Some plaintiffs suing GenAI makers claim that a GenAI will sometimes create an output that’s practically a copy of their copyright property. That’s a different situation. If that happens, copyright law is well-situated to address it. We have an established body of copyright law that doesn’t require significant development to resolve those cases. The big, valuable copyright battle is over GenAI training data, not its outputs.

What’s at Stake in this Training Data Copyright Litigation War?

The legal and societal question is whether you must purchase a license from the copyright owner to train a GenAI when that training could be described as merely a voyage of discovery and making connections about information in the world, similar to how a human learns.

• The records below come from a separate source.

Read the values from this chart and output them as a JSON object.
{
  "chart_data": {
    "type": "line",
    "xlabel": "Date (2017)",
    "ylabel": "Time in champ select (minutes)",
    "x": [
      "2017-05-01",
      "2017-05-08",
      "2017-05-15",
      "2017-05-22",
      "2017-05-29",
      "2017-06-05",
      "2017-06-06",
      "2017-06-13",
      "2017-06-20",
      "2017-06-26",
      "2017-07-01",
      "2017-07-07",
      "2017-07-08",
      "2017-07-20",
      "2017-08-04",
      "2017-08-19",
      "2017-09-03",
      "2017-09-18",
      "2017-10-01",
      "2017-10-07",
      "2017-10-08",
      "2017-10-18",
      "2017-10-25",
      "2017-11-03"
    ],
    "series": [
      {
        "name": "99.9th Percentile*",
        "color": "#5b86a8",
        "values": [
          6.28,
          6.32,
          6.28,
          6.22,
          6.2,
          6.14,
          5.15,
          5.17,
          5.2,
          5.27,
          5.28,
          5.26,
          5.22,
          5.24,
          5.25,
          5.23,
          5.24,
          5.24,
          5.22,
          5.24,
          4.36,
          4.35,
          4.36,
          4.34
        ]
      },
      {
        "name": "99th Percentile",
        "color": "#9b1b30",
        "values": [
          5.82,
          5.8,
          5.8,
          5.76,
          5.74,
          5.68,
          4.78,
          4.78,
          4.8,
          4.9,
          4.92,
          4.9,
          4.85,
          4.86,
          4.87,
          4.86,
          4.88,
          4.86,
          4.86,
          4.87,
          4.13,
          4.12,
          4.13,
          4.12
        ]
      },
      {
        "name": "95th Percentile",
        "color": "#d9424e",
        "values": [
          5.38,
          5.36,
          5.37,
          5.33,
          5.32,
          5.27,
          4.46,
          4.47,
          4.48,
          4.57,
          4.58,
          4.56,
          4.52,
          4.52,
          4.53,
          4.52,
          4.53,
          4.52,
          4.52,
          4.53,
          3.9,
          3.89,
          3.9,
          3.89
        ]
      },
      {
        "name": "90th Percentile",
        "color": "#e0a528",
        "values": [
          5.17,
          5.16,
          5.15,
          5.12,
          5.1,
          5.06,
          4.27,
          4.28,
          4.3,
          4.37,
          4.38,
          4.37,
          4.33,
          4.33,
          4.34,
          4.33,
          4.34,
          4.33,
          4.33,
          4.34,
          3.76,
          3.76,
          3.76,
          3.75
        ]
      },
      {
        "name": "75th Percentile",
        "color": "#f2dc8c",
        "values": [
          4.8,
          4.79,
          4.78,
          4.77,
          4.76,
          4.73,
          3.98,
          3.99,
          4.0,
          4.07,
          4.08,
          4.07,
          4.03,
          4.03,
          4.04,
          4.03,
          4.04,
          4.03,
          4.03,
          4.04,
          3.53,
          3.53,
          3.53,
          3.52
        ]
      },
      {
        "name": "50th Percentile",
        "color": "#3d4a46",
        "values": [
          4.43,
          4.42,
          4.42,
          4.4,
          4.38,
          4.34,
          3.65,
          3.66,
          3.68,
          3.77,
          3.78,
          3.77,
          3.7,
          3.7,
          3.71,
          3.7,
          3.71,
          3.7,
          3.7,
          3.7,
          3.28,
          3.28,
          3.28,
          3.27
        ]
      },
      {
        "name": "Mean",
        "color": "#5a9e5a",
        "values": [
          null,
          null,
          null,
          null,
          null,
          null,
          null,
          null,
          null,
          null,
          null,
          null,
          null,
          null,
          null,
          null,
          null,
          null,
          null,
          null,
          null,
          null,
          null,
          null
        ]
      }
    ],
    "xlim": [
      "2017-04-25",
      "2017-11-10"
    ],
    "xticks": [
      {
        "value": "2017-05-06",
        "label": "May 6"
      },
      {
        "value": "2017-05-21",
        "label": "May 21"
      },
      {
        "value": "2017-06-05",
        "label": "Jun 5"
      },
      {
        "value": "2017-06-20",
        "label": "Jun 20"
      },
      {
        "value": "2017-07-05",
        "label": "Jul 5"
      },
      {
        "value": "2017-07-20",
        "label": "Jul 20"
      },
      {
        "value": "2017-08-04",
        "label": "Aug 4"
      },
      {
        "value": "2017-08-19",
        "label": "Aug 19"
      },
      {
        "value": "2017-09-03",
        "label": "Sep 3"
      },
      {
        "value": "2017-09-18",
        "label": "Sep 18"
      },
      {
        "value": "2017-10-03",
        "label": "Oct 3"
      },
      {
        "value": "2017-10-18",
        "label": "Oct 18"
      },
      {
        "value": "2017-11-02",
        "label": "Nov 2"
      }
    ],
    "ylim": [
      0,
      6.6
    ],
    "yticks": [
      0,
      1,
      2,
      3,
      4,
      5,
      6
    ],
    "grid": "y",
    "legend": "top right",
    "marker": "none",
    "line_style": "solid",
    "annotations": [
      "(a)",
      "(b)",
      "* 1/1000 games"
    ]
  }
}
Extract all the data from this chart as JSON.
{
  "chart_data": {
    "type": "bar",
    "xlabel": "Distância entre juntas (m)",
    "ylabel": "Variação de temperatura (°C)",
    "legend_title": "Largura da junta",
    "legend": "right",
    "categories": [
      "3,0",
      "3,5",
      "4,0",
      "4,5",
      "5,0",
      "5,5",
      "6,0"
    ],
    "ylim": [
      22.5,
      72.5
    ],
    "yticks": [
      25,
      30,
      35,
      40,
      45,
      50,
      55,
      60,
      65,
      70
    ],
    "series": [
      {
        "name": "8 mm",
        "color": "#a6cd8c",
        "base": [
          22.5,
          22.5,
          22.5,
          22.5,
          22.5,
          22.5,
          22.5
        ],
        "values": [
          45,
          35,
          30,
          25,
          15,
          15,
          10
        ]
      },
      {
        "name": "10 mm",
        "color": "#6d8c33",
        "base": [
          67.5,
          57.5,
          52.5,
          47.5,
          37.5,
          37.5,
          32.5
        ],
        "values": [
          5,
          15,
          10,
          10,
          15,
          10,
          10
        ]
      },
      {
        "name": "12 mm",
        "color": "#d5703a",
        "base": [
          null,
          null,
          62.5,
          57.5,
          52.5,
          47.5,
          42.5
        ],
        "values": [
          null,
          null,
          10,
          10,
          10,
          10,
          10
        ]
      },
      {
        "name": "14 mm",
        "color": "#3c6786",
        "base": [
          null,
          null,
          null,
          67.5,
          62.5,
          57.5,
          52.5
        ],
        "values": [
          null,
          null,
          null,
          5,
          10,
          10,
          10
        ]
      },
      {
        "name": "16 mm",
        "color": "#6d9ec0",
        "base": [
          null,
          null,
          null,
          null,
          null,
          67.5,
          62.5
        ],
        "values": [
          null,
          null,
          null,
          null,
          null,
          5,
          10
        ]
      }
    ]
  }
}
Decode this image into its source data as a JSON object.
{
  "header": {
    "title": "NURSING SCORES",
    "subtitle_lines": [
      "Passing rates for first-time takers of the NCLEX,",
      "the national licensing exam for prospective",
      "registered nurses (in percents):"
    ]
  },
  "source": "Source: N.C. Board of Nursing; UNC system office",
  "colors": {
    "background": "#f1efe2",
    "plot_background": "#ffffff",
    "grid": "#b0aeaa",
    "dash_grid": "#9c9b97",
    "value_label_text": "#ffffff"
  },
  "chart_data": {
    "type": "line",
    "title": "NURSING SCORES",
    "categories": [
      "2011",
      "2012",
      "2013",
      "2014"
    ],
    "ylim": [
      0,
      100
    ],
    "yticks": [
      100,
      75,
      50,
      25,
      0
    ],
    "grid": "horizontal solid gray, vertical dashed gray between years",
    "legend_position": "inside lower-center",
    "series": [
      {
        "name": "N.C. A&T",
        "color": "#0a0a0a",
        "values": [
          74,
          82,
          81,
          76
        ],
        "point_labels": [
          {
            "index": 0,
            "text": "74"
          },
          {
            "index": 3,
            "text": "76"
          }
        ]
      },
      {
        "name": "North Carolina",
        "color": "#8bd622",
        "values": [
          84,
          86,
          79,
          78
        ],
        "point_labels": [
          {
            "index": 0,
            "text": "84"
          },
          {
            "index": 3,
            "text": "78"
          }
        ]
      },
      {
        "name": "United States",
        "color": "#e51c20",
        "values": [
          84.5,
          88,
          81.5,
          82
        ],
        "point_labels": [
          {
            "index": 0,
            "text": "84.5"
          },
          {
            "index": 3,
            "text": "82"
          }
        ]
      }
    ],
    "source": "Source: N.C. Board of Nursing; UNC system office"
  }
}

There is a lot at stake here. Many content creators feel their livelihoods are threatened by what GenAI can create. Many technologists argue that GenAI creates huge opportunities for efficiency and advancement but fear that GenAI might not be sufficiently economically viable if practically all GenAI training data must be licensed.

Congress and the President could resolve this issue with legislation, but they tend to avoid getting involved in these legal fights. We will soon have rulings on fair use in GenAI cases. This issue will likely make it to the Supreme Court in a few years unless changes in AI technology make the issue moot.